Colombia acaba de demostrar que todavía consigue compradores para su deuda. El problema es el precio. Entre la subasta récord de TES del 13 de mayo, el discurso oficial sobre nuevas monedas para financiarse y un mercado que sigue viendo inflación alta y ruido electoral, el peso no quedó protegido: quedó más expuesto a que cualquier sobresalto vuelva a empujar al dólar.
En los últimos tres días se cruzaron señales difíciles de ignorar.

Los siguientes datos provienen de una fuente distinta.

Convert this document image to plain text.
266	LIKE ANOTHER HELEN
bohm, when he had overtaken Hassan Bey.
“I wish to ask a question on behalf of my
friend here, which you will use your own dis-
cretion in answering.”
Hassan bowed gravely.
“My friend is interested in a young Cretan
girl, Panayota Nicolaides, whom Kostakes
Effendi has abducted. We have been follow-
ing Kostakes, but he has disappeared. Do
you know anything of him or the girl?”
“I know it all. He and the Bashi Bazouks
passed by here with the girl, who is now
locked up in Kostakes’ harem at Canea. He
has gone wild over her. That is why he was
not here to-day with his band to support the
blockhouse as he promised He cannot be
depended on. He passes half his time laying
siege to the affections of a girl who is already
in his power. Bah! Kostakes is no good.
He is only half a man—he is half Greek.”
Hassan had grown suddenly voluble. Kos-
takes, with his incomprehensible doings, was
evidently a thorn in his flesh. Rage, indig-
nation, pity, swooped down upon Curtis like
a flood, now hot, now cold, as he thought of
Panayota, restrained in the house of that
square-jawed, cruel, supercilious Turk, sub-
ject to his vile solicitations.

El Ministerio de Hacienda colocó $6 billones en TES, la mayor subasta semanal registrada, pero pagando rendimientos entre 13,94% y 14,79%. Al mismo tiempo, Crédito Público defendió la idea de diversificar deuda hacia monedas asiáticas, mientras el debate monetario siguió endureciéndose por la inflación y por la advertencia de que en 2026 no se llegaría a la meta del 3%.
El punto de fondo es incómodo para el Gobierno: todavía consigue plata, pero la consigue cara. Y cuando el costo de financiamiento sube al mismo tiempo que el discurso oficial intenta convencer al mercado de que todo está bajo control, la desconfianza no baja; se reorganiza. Hoy ya no toma la forma de un cierre total del mercado, sino de tasas altas, mayor sensibilidad del dólar y menor beneficio de la duda.

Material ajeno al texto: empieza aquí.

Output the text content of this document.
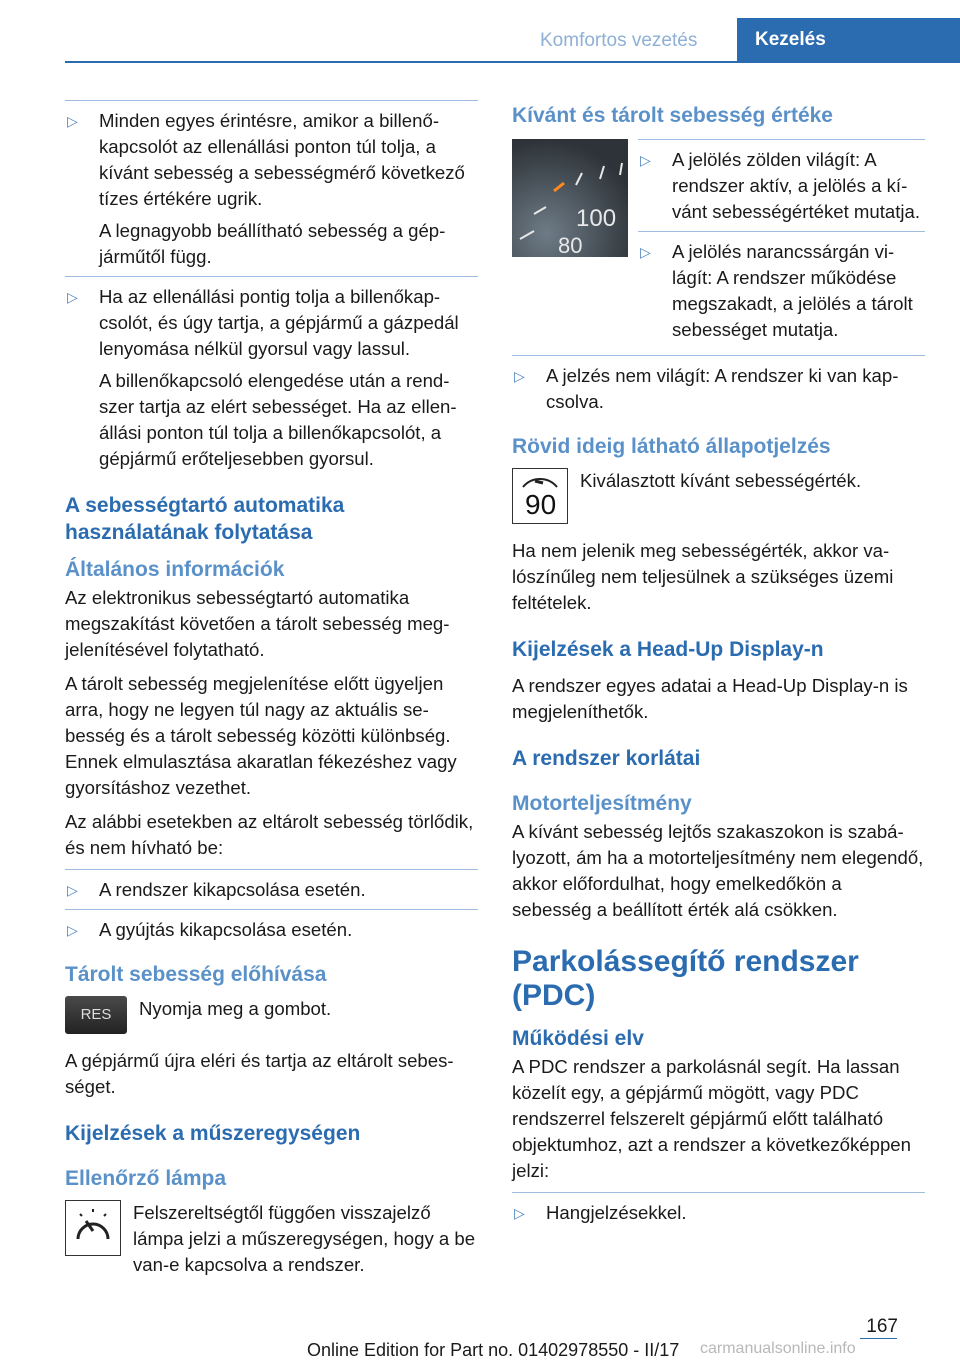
Komfortos vezetés	Kezelés
▷ Minden egyes érintésre, amikor a billenőkapcsolót az ellenállási ponton túl tolja, a kívánt sebesség a sebességmérő következő tízes értékére ugrik.

A legnagyobb beállítható sebesség a gépjárműtől függ.

▷ Ha az ellenállási pontig tolja a billenőkapcsolót, és úgy tartja, a gépjármű a gázpedál lenyomása nélkül gyorsul vagy lassul.

A billenőkapcsoló elengedése után a rendszer tartja az elért sebességet. Ha az ellenállási ponton túl tolja a billenőkapcsolót, a gépjármű erőteljesebben gyorsul.

A sebességtartó automatika használatának folytatása
Általános információk

Az elektronikus sebességtartó automatika megszakítást követően a tárolt sebesség megjelenítésével folytatható.

A tárolt sebesség megjelenítése előtt ügyeljen arra, hogy ne legyen túl nagy az aktuális sebesség és a tárolt sebesség közötti különbség. Ennek elmulasztása akaratlan fékezéshez vagy gyorsításhoz vezethet.

Az alábbi esetekben az eltárolt sebesség törlődik, és nem hívható be:

▷ A rendszer kikapcsolása esetén.

▷ A gyújtás kikapcsolása esetén.

Tárolt sebesség előhívása
RES	Nyomja meg a gombot.

A gépjármű újra eléri és tartja az eltárolt sebességet.

Kijelzések a műszeregységen
Ellenőrző lámpa

Felszereltségtől függően visszajelző lámpa jelzi a műszeregységen, hogy a be van-e kapcsolva a rendszer.

Kívánt és tárolt sebesség értéke
100
80
▷ A jelölés zölden világít: A rendszer aktív, a jelölés a kívánt sebességértéket mutatja.

▷ A jelölés narancssárgán világít: A rendszer működése megszakadt, a jelölés a tárolt sebességet mutatja.

▷ A jelzés nem világít: A rendszer ki van kapcsolva.

Rövid ideig látható állapotjelzés
90

Kiválasztott kívánt sebességérték.

Ha nem jelenik meg sebességérték, akkor valószínűleg nem teljesülnek a szükséges üzemi feltételek.

Kijelzések a Head-Up Display-n

A rendszer egyes adatai a Head-Up Display-n is megjeleníthetők.

A rendszer korlátai
Motorteljesítmény

A kívánt sebesség lejtős szakaszokon is szabályozott, ám ha a motorteljesítmény nem elegendő, akkor előfordulhat, hogy emelkedőkön a sebesség a beállított érték alá csökken.

Parkolássegítő rendszer (PDC)
Működési elv

A PDC rendszer a parkolásnál segít. Ha lassan közelít egy, a gépjármű mögött, vagy PDC rendszerrel felszerelt gépjármű előtt található objektumhoz, azt a rendszer a következőképpen jelzi:

▷ Hangjelzésekkel.

167
Online Edition for Part no. 01402978550 - II/17 carmanualsonline.info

Tampoco ayuda que la discusión económica siga mezclando argumentos técnicos con pulsos políticos. Si la inflación sigue lejos de la meta y el propio debate sobre BanRep se contamina con mensajes de corto plazo, el resultado previsible es uno solo: inversionistas más cautelosos, coberturas más caras y una tasa de cambio más nerviosa frente a cada titular.
La tesis para el peso es clara. Colombia todavía no está en una crisis abierta, pero tampoco puede vender tranquilidad mientras paga primas tan altas por financiarse. En ese entorno, cualquier mejora puntual del peso luce frágil. El dólar no necesita una catástrofe para sostenerse arriba; le basta con un país que aún no convence de cómo va a ordenar sus cuentas y su narrativa económica al mismo tiempo.